At first she thinks it’s a power outage. She crumbles to the bathroom floor and waits for the lights to come back on, but they don’t.
So, she moves forward in life. She makes the kind of moves a newly sightless person would–ramming into coffee tables and chairs. She accidentally sticks her fingers into other people’s cupcake cream, into other people’s nostrils, into light sockets.
Her husband cackles. He says she’s turned into a funny woman, that he might be able to stand her this way. Instead of beatings, he can play pranks now, rearrange the furniture, tell Helen Keller jokes. It’s not a fair exchange, but the heart always saves itself somehow.
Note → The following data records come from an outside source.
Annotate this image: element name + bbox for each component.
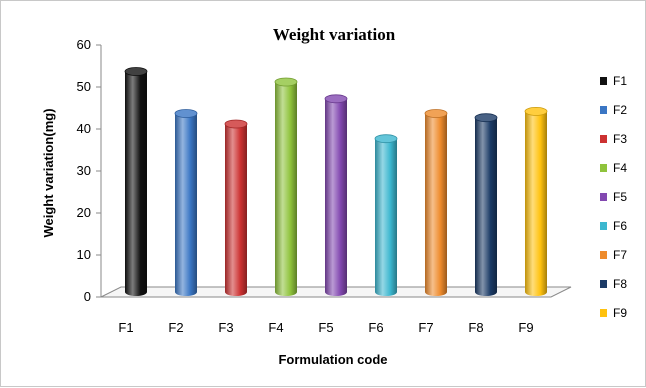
legend-item-f5: F5 <box>600 190 627 204</box>
bar-top <box>124 67 148 76</box>
bar-top <box>474 113 498 123</box>
legend-swatch <box>600 222 607 230</box>
legend-label: F7 <box>613 248 627 262</box>
legend-label: F1 <box>613 74 627 88</box>
legend-swatch <box>600 193 607 201</box>
bar-body <box>425 113 447 296</box>
bar-top <box>174 109 198 118</box>
legend-label: F6 <box>613 219 627 233</box>
bar-body <box>225 124 247 296</box>
legend: F1 F2 F3 F4 F5 F6 F7 F8 F9 <box>600 74 627 320</box>
x-tick-label: F8 <box>468 320 483 335</box>
bar-top <box>524 107 548 116</box>
y-tick-label: 10 <box>77 247 91 262</box>
x-tick-label: F2 <box>168 320 183 335</box>
legend-label: F9 <box>613 306 627 320</box>
legend-swatch <box>600 135 607 143</box>
x-tick-label: F7 <box>418 320 433 335</box>
bar-body <box>275 82 297 296</box>
y-tick-label: 60 <box>77 37 91 52</box>
legend-label: F3 <box>613 132 627 146</box>
bar-top <box>374 134 398 144</box>
bars <box>124 67 548 297</box>
legend-item-f8: F8 <box>600 277 627 291</box>
y-tick-label: 20 <box>77 205 91 220</box>
y-tick-label: 0 <box>84 289 91 304</box>
legend-item-f1: F1 <box>600 74 627 88</box>
bar-body <box>475 117 497 296</box>
bar-f2 <box>174 109 198 296</box>
bar-f1 <box>124 67 148 296</box>
bar-f8 <box>474 113 498 296</box>
bar-body <box>325 98 347 296</box>
x-axis-label: Formulation code <box>278 352 387 367</box>
bar-top <box>224 119 248 129</box>
bar-f3 <box>224 119 248 296</box>
legend-item-f2: F2 <box>600 103 627 117</box>
x-tick-label: F6 <box>368 320 383 335</box>
legend-label: F8 <box>613 277 627 291</box>
legend-swatch <box>600 106 607 114</box>
legend-item-f4: F4 <box>600 161 627 175</box>
legend-swatch <box>600 164 607 172</box>
y-axis-label: Weight variation(mg) <box>41 108 56 237</box>
x-tick-label: F5 <box>318 320 333 335</box>
y-tick-label: 50 <box>77 79 91 94</box>
bar-body <box>375 138 397 296</box>
bar-f7 <box>424 109 448 296</box>
bar-f9 <box>524 107 548 297</box>
legend-swatch <box>600 280 607 288</box>
x-tick-label: F4 <box>268 320 283 335</box>
legend-item-f3: F3 <box>600 132 627 146</box>
y-tick-label: 30 <box>77 163 91 178</box>
bar-body <box>125 71 147 296</box>
y-tick-label: 40 <box>77 121 91 136</box>
bar-top <box>424 109 448 118</box>
legend-label: F4 <box>613 161 627 175</box>
bar-f4 <box>274 77 298 296</box>
chart-title: Weight variation <box>273 25 396 44</box>
legend-label: F5 <box>613 190 627 204</box>
bar-body <box>525 111 547 297</box>
legend-label: F2 <box>613 103 627 117</box>
legend-swatch <box>600 309 607 317</box>
x-tick-label: F1 <box>118 320 133 335</box>
legend-swatch <box>600 77 607 85</box>
bar-f6 <box>374 134 398 296</box>
x-tick-label: F3 <box>218 320 233 335</box>
bar-body <box>175 113 197 296</box>
axes: 0 10 20 30 40 50 60 F1 F2 F3 F4 F5 F6 F7 F8 F9 <box>77 37 572 335</box>
legend-swatch <box>600 251 607 259</box>
legend-item-f7: F7 <box>600 248 627 262</box>
x-tick-label: F9 <box>518 320 533 335</box>
bar-f5 <box>324 94 348 296</box>
bar-top <box>274 77 298 87</box>
legend-item-f9: F9 <box>600 306 627 320</box>
bar-top <box>324 94 348 104</box>
legend-item-f6: F6 <box>600 219 627 233</box>
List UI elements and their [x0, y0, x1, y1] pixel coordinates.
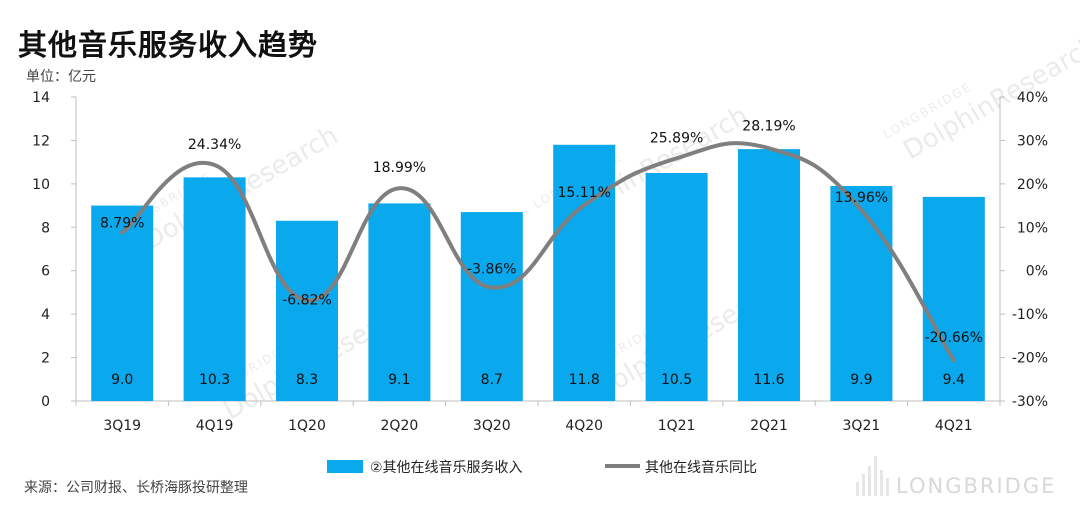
- y-right-tick-label: -20%: [1012, 351, 1048, 367]
- legend-bar-swatch: [327, 460, 363, 473]
- y-right-tick-label: 20%: [1017, 177, 1048, 193]
- bar-value-label: 10.3: [199, 372, 230, 388]
- brand-watermark: LONGBRIDGE: [896, 474, 1057, 498]
- yoy-point: [768, 147, 770, 150]
- yoy-line: [120, 141, 956, 363]
- y-left-tick-label: 2: [41, 351, 50, 367]
- bar: [276, 220, 338, 401]
- legend-line-label: 其他在线音乐同比: [645, 459, 757, 476]
- y-right-tick-label: -30%: [1012, 394, 1048, 410]
- line-value-label: -3.86%: [467, 261, 517, 277]
- yoy-point: [306, 299, 308, 302]
- watermark-text: DolphinResearch: [899, 31, 1080, 167]
- y-left-tick-label: 0: [41, 394, 50, 410]
- line-value-label: 8.79%: [100, 216, 144, 232]
- y-left-tick-label: 8: [41, 220, 50, 236]
- legend-bar-label: ②其他在线音乐服务收入: [370, 459, 523, 476]
- bar: [460, 212, 523, 401]
- bar-value-label: 9.1: [388, 372, 410, 388]
- yoy-point: [952, 359, 955, 362]
- legend: ②其他在线音乐服务收入 其他在线音乐同比: [327, 459, 757, 476]
- bar: [645, 173, 708, 401]
- bar-value-labels: 9.0 10.3 8.3 9.1 8.7 11.8 10.5 11.6 9.9 9.4: [111, 372, 965, 388]
- y-right-tick-label: -10%: [1012, 307, 1048, 323]
- chart-title: 其他音乐服务收入趋势: [18, 28, 319, 62]
- line-value-label: 28.19%: [742, 118, 795, 134]
- y-left-tick-label: 4: [41, 307, 50, 323]
- y-right-tick-label: 0%: [1026, 264, 1048, 280]
- x-tick-label: 3Q21: [843, 418, 881, 434]
- line-value-label: 24.34%: [188, 137, 241, 153]
- bar-value-label: 11.6: [753, 372, 784, 388]
- unit-label: 单位：亿元: [26, 69, 96, 85]
- axes: 0 2 4 6 8 10 12 14 -30% -20% -10% 0% 10% 20% 30% 40% 3Q1…: [32, 90, 1048, 434]
- bar-value-label: 9.9: [850, 372, 872, 388]
- x-tick-label: 4Q19: [196, 418, 234, 434]
- x-tick-label: 2Q21: [750, 418, 788, 434]
- x-tick-label: 2Q20: [381, 418, 419, 434]
- bar: [183, 177, 246, 401]
- bar-value-label: 9.4: [943, 372, 965, 388]
- yoy-point: [121, 231, 124, 234]
- x-tick-label: 4Q20: [565, 418, 603, 434]
- bar-value-label: 11.8: [569, 372, 600, 388]
- bar-value-label: 9.0: [111, 372, 133, 388]
- y-right-tick-label: 10%: [1017, 220, 1048, 236]
- bar: [830, 186, 893, 401]
- x-tick-label: 4Q21: [935, 418, 973, 434]
- line-value-labels: 8.79% 24.34% -6.82% 18.99% -3.86% 15.11% 25.89…: [100, 118, 983, 346]
- bar-series: [91, 144, 985, 401]
- bar: [922, 196, 985, 401]
- yoy-point: [675, 157, 678, 160]
- x-tick-label: 1Q20: [288, 418, 326, 434]
- y-left-tick-label: 10: [32, 177, 50, 193]
- bar-value-label: 8.7: [481, 372, 503, 388]
- y-right-tick-label: 40%: [1017, 90, 1048, 106]
- source-note: 来源：公司财报、长桥海豚投研整理: [24, 480, 248, 496]
- yoy-point: [860, 209, 863, 212]
- bar-value-label: 10.5: [661, 372, 692, 388]
- yoy-point: [213, 164, 216, 167]
- line-value-label: 15.11%: [558, 185, 611, 201]
- y-left-tick-label: 12: [32, 133, 50, 149]
- line-series: [120, 141, 956, 363]
- bar: [91, 205, 154, 401]
- bar: [368, 203, 431, 401]
- line-value-label: 25.89%: [650, 130, 703, 146]
- y-left-tick-label: 14: [32, 90, 50, 106]
- line-value-label: 18.99%: [373, 160, 426, 176]
- bar-value-label: 8.3: [296, 372, 318, 388]
- x-tick-label: 1Q21: [658, 418, 696, 434]
- yoy-point: [583, 204, 586, 207]
- line-value-label: 13.96%: [835, 190, 888, 206]
- bar: [738, 149, 800, 401]
- line-value-label: -20.66%: [925, 330, 983, 346]
- y-right-tick-label: 30%: [1017, 133, 1048, 149]
- x-tick-label: 3Q19: [103, 418, 141, 434]
- bar: [553, 144, 616, 401]
- brand-logo-icon: [856, 452, 892, 496]
- y-left-tick-label: 6: [41, 264, 50, 280]
- x-tick-label: 3Q20: [473, 418, 511, 434]
- yoy-point: [490, 286, 493, 289]
- line-value-label: -6.82%: [282, 292, 332, 308]
- yoy-point: [398, 187, 401, 190]
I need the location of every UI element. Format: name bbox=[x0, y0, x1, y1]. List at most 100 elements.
Being blind teaches the woman-the wife-someone’s daughter how to listen better.
Now she doesn’t even have to use a monitor to hear the baby breathing all the way down a hall, to know that the infant is just as frightened as her.
She can hear her husband crushing peanut shells and whispering “something-something six o’clock” into his cellphone.
She hears a plane above their roof. Hears a bird pecking in the feeder at the sink window. Hears a dog’s distant yelping. Hears her mother’s voice telling her, at age ten, to be careful who you trust, that boys don’t always have the best intentions.